For now, I’m gonna listen to Rufus sing “Dinner at 8,” then pack up my stuff and move on to my next appointment.

Friday, January 15, 2016

Open Letter to Mayor Gray

Dear Mayor Gray,

Hi. You don’t know me. I get that. I actually live just a few blocks over from you, though. Sorry if it’s creepy that I know that. I was out for a walk once and someone just pointed over and said, “Jimmy lives there”. So, there you are.

We did meet once. There’s no reason you’d remember that. It was at a Christmas party and someone introduced us. We said a quick “Hi” and I scooted on out so it didn’t get awkward.

Nevertheless, I’m writing something you’ll likely never see because the word is that you’re considering running for Senate.

Please. Run.

There’s the obvious issue at hand: Rand Paul is pretty much awful. He’s spent his time in the Senate laying the groundwork to run for President. He’s only bothered to pop by his alleged home state when he’s had to make an appearance to get the election laws changed so he can run for two offices at the same time. He might have raised some cash while he happened to be in town. Other than that, I can’t think of much ol’ Rand has gotten accomplished. I know some thought he was the Next Big Thing, but he’s turned out a bit more like new Coke. Folks in Iowa sure have seen a lot of him, though.

None of this is news to you, I’m sure. So, I digress.

Back to you running for Senate. That’s a thing you should do. And here’s some good news: you kinda already know the other side’s playbook. We’ve all seen a few recent candidates, despite being qualified and well funded that have fizzled. You gotta do this differently.

If nothing else, this is the year for loud, brash, envelope pushing politics. From Bernie to Trump, those are the kinds of candidates who are getting attention and leading polls. These milquetoast candidates who always seem a little too prepared, too guarded, and too calculated don’t play well with voters. See Conway’s various runs for evidence.

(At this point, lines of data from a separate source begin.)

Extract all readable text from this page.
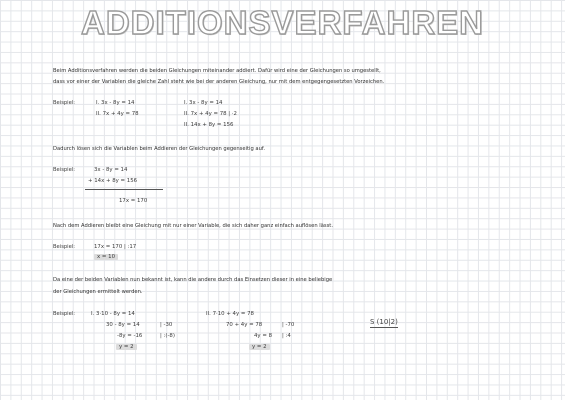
ADDITIONSVERFAHREN
Beim Additionsverfahren werden die beiden Gleichungen miteinander addiert. Dafür wird eine der Gleichungen so umgestellt,
dass vor einer der Variablen die gleiche Zahl steht wie bei der anderen Gleichung, nur mit dem entgegengesetzten Vorzeichen.
Beispiel:	I. 3x - 8y = 14
II. 7x + 4y = 78
I. 3x - 8y = 14
II. 7x + 4y = 78 | ·2
II. 14x + 8y = 156
Dadurch lösen sich die Variablen beim Addieren der Gleichungen gegenseitig auf.
Beispiel:	3x - 8y = 14
+ 14x + 8y = 156
17x = 170
Nach dem Addieren bleibt eine Gleichung mit nur einer Variable, die sich daher ganz einfach auflösen lässt.
Beispiel:	17x = 170 | :17
x = 10
Da eine der beiden Variablen nun bekannt ist, kann die andere durch das Einsetzen dieser in eine beliebige
der Gleichungen ermittelt werden.
Beispiel:	I. 3·10 - 8y = 14
30 - 8y = 14	| -30
-8y = -16	| :(-8)
y = 2
II. 7·10 + 4y = 78
70 + 4y = 78	| -70
4y = 8 | :4
y = 2
S (10|2)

So instead, maybe you could run a different kind of campaign. The kind of campaign where you come out swinging.

Coal? Yep, it’s a dying industry that’s brought an economy of boom and bust to Kentucky. And lately, it’s been more bust. It’s time to move on. In their hearts, Kentuckians in Coal Country know this. (I’m from Harlan County, so I can bear witness). They know how messed up it is that people get jealous when someone gets Black Lung benefits because it gets them out of the mines, and provides a steady income. Tell them you want better than that for Kentucky. Because, honestly Kentuckians DO want better than that. They’ve just never had anyone tell them that in those terms. Politicians are always bowing to coal, not challenging it. I promise. This could be big for you.

They’re also gonna tie to you Obama. As you know, Fox News has scared the crap out of some ill informed people who think Obama is some socialist, gun stealing, America hating monster. But rather than run from Obama, I say throw caution to the wind and embrace him. Imagine when the news has to report that you said “Was it the job creation, the healthcare, or the economic prosperity you had a problem with?” Rather than cower to the attack, give it right back to them. And not in some polished way. But in a visceral gut punch that will make people stand up and take notice.

I could go on, but I’ll spare you.

My larger point is this: Run. But, run differently. This same old, same old approach clearly doesn’t work. You can do this. You know the Republican game plan. Don’t fall for it. Be creative. Be spontaneous, even. Embrace what you know to be true and speak your mind. It’s going to take something like that to break through the misinformation and finally give us a Senator we deserve.

Now, go get your name on the ballot and give ‘em hell.